Jesús Miguel GALLEGO, a quien yo he visto nacer artísticamente, muestra desde los primeros acrílicos, llenos de desenfado juvenil, que plasmaba en el primer soporte que caía en sus manos, pasando por sus acuarelas, ingenuas, llenas de ternura, un profundo interés, amor y preocupación por la figura humana, contemplada en las mil y una facetas de sus quehaceres de supervivencia y convivencia.

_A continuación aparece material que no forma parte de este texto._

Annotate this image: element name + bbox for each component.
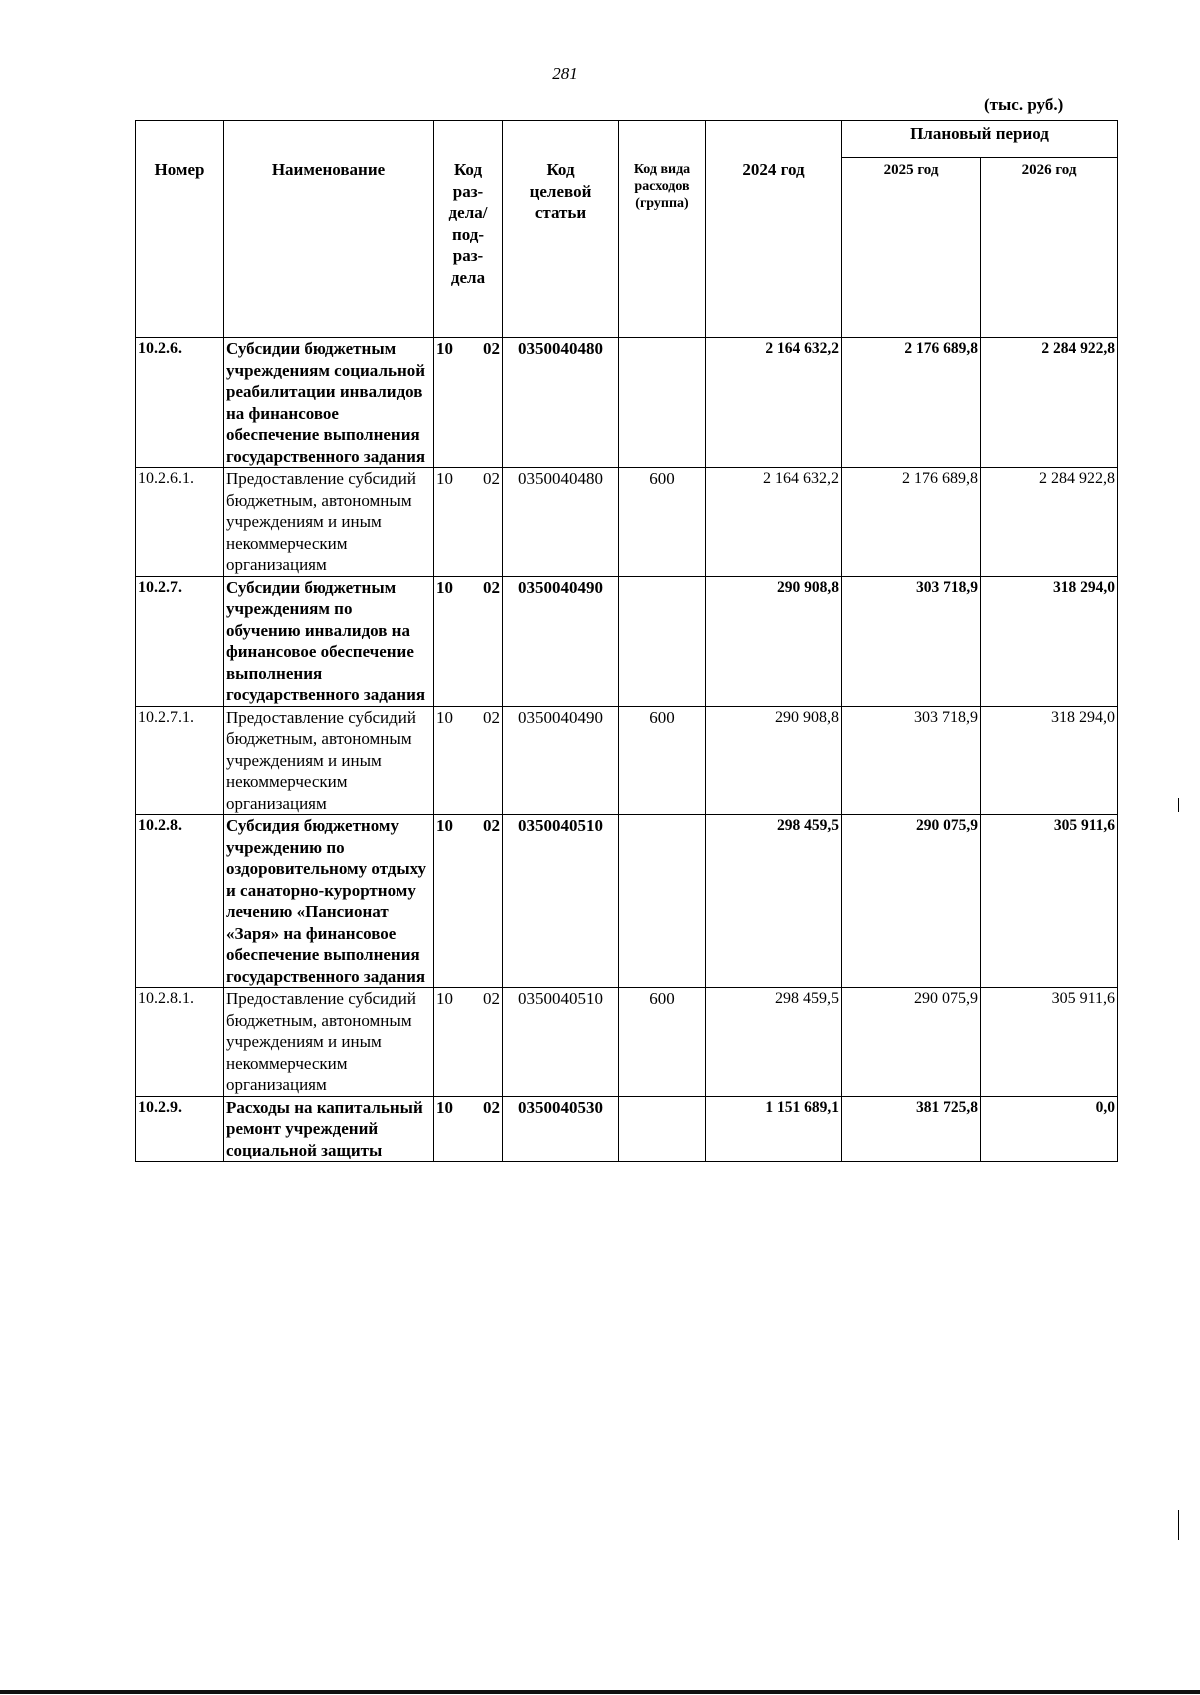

Su personalidad artística se ha ido matizando, definiendo, configurando y acrisolando. Nunca fue llamado por la vía de las aventuras del color por el color o el abstractismo, aunque quizá sería más correcto decir que recorrió ese canino por la «vía crucis» de la experiencia de un muchacho que siente la necesidad de probarse a sí mismo y, debo decir1o ya, que lo hizo con fortuna, fortuna de la que puedo dar fe, pues soy de los pocos que tienen obra suya de aquellos tiempos primigenios.

GALLEGO pinta figuras sin apellidos, pero con nombre, y ese nombre es pueblo, pueblo en el sentido más lato de la palabra, con mayúsculas, dicho sin menosprecio y sí con amor. Pescadores, gentes de la Rula, gentes de la calle -si se quiere anónimos- pero profundamente singularizadores de nuestro vivir de cada día.

GALLEGO manifiesta una envidiable madurez, madurez en la que destaca el aire de murales clásicos de sus obras, casi composiciones escultóricas por la singular armonización del diálogo coherente, del dibujo, el color y la composición, que les dan una extraordinaria profundidad y un hondo dramatismo.

Pero yo estoy seguro de que estamos ante una primavera espléndida que augura un verano pródigo y exuberante, y que ese alma sin fronteras que esconde en lo profundo de su acendrada asturianía nos reserva sorpresas enjundiosas.